Whenever possible, you should avoid having a blocking async → sync → async sandwich in your program. Its messy and it's better to change it to be all async instead of hacking around it.
Unless there's some hard limit that forces use of a sync API, like C FFI that doesn't support anything else, or your library's public API being committed to being sync, try making the whole call chain async, by changing fn to async fn.
Sometimes if you have functions that must return something synchronously, like callbacks on the Iterator, you can try returning a Futurewithout running/awaiting it, and make it the caller's problem. There's join_all in futures crate that can await any number of futures once they're bubbled up out from the sync calls.

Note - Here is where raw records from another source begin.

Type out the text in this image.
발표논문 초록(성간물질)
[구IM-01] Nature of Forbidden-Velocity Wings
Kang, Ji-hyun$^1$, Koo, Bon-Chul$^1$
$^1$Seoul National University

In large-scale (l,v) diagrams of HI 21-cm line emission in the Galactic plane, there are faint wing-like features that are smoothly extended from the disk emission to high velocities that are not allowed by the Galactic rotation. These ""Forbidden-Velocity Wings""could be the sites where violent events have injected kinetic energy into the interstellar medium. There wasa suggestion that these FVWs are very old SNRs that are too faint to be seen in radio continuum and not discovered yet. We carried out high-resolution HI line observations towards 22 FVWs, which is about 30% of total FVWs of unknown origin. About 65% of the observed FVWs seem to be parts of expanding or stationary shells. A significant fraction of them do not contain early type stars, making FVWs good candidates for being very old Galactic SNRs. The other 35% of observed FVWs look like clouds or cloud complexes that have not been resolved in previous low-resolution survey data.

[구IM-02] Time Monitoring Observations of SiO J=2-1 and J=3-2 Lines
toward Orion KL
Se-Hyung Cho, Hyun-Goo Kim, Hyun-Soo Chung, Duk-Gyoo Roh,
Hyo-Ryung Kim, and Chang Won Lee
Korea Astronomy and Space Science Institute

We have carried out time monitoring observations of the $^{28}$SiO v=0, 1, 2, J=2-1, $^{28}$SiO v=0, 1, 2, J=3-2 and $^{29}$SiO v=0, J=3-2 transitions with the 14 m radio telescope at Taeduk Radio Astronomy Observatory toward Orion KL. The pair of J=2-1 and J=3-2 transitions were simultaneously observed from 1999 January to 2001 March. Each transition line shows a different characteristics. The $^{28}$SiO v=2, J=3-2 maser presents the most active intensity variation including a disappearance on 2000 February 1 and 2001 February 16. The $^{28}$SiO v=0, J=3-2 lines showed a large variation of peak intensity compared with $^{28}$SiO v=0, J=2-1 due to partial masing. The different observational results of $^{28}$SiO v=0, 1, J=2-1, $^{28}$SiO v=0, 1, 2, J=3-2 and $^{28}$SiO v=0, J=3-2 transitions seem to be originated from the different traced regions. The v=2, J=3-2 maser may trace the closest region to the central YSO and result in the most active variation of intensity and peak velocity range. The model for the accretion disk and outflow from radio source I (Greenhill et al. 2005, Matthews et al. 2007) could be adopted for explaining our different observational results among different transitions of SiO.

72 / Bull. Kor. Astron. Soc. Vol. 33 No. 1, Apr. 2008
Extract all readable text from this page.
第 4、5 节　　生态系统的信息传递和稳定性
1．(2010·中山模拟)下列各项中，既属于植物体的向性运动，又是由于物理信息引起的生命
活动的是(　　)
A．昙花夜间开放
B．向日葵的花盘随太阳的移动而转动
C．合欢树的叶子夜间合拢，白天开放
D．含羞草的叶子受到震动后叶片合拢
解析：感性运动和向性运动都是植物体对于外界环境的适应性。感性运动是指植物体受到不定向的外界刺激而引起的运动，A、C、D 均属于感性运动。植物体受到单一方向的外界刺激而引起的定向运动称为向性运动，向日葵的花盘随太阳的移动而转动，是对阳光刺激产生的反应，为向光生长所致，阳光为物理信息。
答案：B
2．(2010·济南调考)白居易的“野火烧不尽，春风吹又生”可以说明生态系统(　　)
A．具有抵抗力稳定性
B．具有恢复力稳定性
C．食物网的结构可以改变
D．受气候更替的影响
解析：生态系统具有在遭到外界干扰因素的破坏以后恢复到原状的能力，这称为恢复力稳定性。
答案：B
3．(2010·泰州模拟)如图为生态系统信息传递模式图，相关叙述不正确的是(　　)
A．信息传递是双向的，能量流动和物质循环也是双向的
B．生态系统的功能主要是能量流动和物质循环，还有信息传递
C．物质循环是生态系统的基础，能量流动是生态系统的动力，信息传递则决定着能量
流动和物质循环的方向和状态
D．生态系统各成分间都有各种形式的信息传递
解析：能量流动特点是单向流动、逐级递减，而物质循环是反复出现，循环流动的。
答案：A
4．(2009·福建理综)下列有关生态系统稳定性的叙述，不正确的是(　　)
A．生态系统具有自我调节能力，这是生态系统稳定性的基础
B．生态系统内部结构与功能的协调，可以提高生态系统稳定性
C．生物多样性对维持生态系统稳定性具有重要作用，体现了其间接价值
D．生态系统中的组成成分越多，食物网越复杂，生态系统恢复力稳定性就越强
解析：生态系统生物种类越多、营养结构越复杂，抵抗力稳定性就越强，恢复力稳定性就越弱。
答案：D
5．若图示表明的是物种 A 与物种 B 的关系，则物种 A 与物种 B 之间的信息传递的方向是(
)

Another option is to use channels that support both sync and async sending/receiving. This allows you to run sync and async code independently, on separate threads. For example you can spawn a thread for a single-threaded blocking database interface, and communicate with that thread via channels from anywhere in an async program.
Thing is, sync_method is public and it is at the top level. So library users would call this method directly. If above is the only right way, then it would be a breaking change. In that case, I could just change the sync_method signature to async.
If you can put the Handle in whatever data type some_method is a method of, then that won't be a breaking change.
If that isn't possible then there is no option that isn't a breaking change (other than setting up a tokio runtime in a static variable, which is not usually something a library should be doing).
Oh, yes, async callers of sync_method must do that.
If your sync_method was previously documented as, or de-facto used as, a non-blocking method (i.e. OK to use from either async or non-async code), then making it block is a breaking change.